Molchan took his advice, earning both an accounting degree from his local junior college and a degree in communications from Chicago's Columbia College. He went to work as a bookkeeper for Pepsi-Cola, staying with the job until 1951. Oscar Mayer had plans to expand its promotion of the "Little Oscar" character. The company decided to put more than one Wienermobile on the road to travel the United States, which meant they were in need of more spokespersons to do the same work Raabe did. Raabe contacted Molchan and suggested he apply for one of the positions. Molchan was hired and was based in Chicago; the other additional Wienermobiles were based in Los Angeles, Philadelphia, and Madison, Wisconsin, the company's home.

He traveled the United States in his Wienermobile for 20 years, making appearances at parades, shopping centers and grocery stores. At each appearance, Molchan gave away plastic "wiener whistles", which were shaped like a hot dog with the company's logo on them that whistled the Oscar Mayer tune when blown. During many of these cross-country trips, he was accompanied by Stan and Denise Stanley, both of whom were responsible for various roles, ranging from driving the Wienermobile to distributing toys. As a result of the Stanleys' efforts during the early 1980s, they were recognized during both the 1982 and 1983 year-end reports. After the company phased out the Wienermobiles, Molchan remained on the job for them. He relocated to Orlando, Florida for a job as "Little Oscar" in the Oscar Mayer restaurant at Disney World in the mid-1970s. Molchan worked at Disney for 16 years, retiring in 1987. Upon his retirement, Oscar Mayer also retired the "Little Oscar" character that began with Meinhardt Raabe in 1936.

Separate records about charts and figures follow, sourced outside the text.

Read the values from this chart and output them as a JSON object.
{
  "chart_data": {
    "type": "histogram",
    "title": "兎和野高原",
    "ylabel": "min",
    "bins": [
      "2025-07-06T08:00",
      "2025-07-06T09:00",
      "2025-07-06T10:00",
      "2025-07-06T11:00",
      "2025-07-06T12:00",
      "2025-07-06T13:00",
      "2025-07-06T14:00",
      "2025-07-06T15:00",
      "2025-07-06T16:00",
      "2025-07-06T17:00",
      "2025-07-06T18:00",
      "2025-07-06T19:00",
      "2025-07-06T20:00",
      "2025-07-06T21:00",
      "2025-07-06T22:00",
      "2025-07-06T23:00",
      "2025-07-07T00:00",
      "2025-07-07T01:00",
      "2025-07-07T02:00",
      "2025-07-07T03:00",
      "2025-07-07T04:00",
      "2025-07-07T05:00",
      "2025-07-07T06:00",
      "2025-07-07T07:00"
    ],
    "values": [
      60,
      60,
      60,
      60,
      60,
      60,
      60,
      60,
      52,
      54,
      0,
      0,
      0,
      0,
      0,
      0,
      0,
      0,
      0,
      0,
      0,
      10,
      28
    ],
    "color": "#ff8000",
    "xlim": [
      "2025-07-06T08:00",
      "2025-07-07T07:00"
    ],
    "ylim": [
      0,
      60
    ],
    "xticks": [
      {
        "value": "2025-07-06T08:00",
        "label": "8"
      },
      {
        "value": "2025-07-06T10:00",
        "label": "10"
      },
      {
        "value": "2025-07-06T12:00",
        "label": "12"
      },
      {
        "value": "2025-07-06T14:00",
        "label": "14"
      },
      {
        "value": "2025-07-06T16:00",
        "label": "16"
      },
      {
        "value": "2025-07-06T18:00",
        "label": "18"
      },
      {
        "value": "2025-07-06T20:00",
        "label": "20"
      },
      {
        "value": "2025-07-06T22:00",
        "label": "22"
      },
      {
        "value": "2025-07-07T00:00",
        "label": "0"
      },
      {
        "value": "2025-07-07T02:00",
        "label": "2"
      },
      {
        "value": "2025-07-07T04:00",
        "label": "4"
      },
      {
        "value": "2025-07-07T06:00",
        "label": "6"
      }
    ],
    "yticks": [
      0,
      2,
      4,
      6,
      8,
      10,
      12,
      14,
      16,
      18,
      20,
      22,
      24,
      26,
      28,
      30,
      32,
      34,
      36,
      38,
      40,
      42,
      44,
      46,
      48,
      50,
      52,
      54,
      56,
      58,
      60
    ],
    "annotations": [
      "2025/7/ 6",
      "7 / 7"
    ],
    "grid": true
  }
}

After retirement, Molchan did some part-time character work, but was always recognized as "Little Oscar". He eventually moved back to Indiana to be near family members. When Molchan was buried in a Merrillville, Indiana cemetery on April 16, 2005, Oscar Mayer sent one of the Wienermobiles to the cemetery, where it was parked near his gravesite during the ceremonies. Molchan's mourners also sang "Oh, I wish I were an Oscar Mayer wiener", and followed it with wiener whistle toots of tribute.